Chercher à s'introduire, en uniforme d'apparat de professeur dans un grand lycée militaire de Madrid. Eprouver une grande admiration pour tous ces anciens officiers franquistes, qui pourraient m'enculer en grand uniforme. Dans la cour intérieure, j'entends de brefs commandements, plus un adjudant qui se présente : Brigada Pérez Emalfil, presente. Et d'un coup, tant de soldats rangés en carrés s'exclament : ¡ Hó ! Frémir. Se coucher, malgré l'uniforme, tout au long de la première marche d'un perron, qui me déborde à la tête, aux pieds : ne plus être qu'un degré partiel, attendant le piétinement. Tout ce qu'il faut pour attirer l'attention, et se faire définitivement refuser l'admission pour comportement excentrique et indécent.

 

Arrive alors le concierge, el portero, rondouillard, en habits de fonction bleu sale, qui me relève et me console de mon immense infériorité : « Je vais vous présenter » dit-il en parfait français « à des ouvriers espagnols » - seuls de mon niveau, apparemment ; ne pas pouvoir prétendre à mieux – francophones également. « Ils sont là, en contrebas » Le mur a besoin de se relever le soutènement. Les hommes, accroupis le dos aux pierres, puisent dans leurs gamelles en jacassant fortement. Deux d'entre eux se débattent avec des assiettes en carton, peu pratiques. Sous ma falourde d'uniforme, j'avais, moi aussi, pressentant, désirant cette décadence, ce déclassement, une gamelle d'ouvrier !

 

Ces homme du peuple dévoilent avec bonhomie la supercherie, mélangent mon frichti avec le leur dans une même assiette, et je communie avec eux : nous sommes de plein-pied ! La discussion s'engage dans ma langue, plus ou moins bien maîtrisée ; la plupart ont déjà travaillé en France, temporairement. Le repas fini, nous remontons vers le perron en réparation, en discutant sur le caractère inné, ou acquis, de l'homosexualité.
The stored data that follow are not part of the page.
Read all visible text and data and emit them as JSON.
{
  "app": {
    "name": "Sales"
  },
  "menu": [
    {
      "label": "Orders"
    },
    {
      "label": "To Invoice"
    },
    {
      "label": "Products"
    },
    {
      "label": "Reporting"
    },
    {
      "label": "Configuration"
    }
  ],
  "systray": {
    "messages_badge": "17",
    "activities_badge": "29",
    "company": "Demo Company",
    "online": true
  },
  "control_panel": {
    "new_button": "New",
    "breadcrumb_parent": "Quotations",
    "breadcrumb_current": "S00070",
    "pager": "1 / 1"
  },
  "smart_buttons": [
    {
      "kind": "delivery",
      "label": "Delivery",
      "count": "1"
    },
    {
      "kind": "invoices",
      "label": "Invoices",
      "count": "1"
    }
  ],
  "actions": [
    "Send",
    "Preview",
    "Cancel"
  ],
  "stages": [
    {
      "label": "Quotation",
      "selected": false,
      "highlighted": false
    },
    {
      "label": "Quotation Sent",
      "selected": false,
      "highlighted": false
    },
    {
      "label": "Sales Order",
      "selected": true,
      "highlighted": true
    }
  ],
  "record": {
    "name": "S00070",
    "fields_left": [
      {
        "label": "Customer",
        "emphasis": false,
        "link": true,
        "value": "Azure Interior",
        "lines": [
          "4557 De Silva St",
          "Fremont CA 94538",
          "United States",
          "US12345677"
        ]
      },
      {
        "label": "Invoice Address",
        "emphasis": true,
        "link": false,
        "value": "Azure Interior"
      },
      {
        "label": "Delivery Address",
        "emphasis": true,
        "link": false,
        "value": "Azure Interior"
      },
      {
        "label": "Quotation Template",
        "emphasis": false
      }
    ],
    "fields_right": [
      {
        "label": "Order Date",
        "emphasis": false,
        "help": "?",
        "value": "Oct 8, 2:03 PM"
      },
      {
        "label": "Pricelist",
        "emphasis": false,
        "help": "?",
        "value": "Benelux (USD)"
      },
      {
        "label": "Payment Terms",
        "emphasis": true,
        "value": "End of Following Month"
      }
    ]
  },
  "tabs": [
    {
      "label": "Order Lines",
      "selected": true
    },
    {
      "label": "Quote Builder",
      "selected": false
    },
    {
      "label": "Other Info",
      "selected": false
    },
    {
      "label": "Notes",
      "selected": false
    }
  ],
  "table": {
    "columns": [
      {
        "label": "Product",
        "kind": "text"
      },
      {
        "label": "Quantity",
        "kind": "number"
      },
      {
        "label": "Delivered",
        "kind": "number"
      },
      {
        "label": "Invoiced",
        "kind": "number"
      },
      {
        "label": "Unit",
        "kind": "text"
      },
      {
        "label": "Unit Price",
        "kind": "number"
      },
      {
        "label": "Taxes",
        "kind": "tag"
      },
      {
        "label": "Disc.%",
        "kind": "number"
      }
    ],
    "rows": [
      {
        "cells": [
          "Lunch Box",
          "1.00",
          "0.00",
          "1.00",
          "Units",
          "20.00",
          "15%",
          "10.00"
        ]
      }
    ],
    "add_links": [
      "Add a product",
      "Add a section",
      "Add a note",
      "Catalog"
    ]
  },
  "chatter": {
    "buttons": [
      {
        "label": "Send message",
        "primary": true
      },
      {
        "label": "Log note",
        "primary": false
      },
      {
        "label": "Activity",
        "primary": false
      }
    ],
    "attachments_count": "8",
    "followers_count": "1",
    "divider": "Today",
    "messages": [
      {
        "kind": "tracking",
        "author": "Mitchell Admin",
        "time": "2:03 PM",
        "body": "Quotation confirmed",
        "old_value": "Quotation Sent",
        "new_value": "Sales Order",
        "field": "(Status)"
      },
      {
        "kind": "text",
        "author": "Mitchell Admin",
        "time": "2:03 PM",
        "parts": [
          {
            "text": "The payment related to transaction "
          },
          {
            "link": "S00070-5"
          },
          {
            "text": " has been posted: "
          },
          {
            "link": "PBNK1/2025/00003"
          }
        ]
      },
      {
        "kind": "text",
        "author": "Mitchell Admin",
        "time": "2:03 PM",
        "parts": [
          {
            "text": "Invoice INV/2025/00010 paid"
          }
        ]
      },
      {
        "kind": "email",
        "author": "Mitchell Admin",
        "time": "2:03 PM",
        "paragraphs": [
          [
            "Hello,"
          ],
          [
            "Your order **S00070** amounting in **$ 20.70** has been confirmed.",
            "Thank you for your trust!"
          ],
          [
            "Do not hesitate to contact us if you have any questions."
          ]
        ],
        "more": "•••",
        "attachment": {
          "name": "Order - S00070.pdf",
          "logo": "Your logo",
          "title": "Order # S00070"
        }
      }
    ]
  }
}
Chez eux certainement moins de préjugés que chez les haut gradés. Il règne ici une fraternité de classe que ne viennent pas troubler des questions de grades ou de préséances. Mais l'invincible attirance pour le plus grand lycée militaire d'Espagne n'implique pas nécessairement mon homosexualité ! Ils me l'accordent, par égards ; mes protestations sont trop attendues, trop appuyées - les leurs également.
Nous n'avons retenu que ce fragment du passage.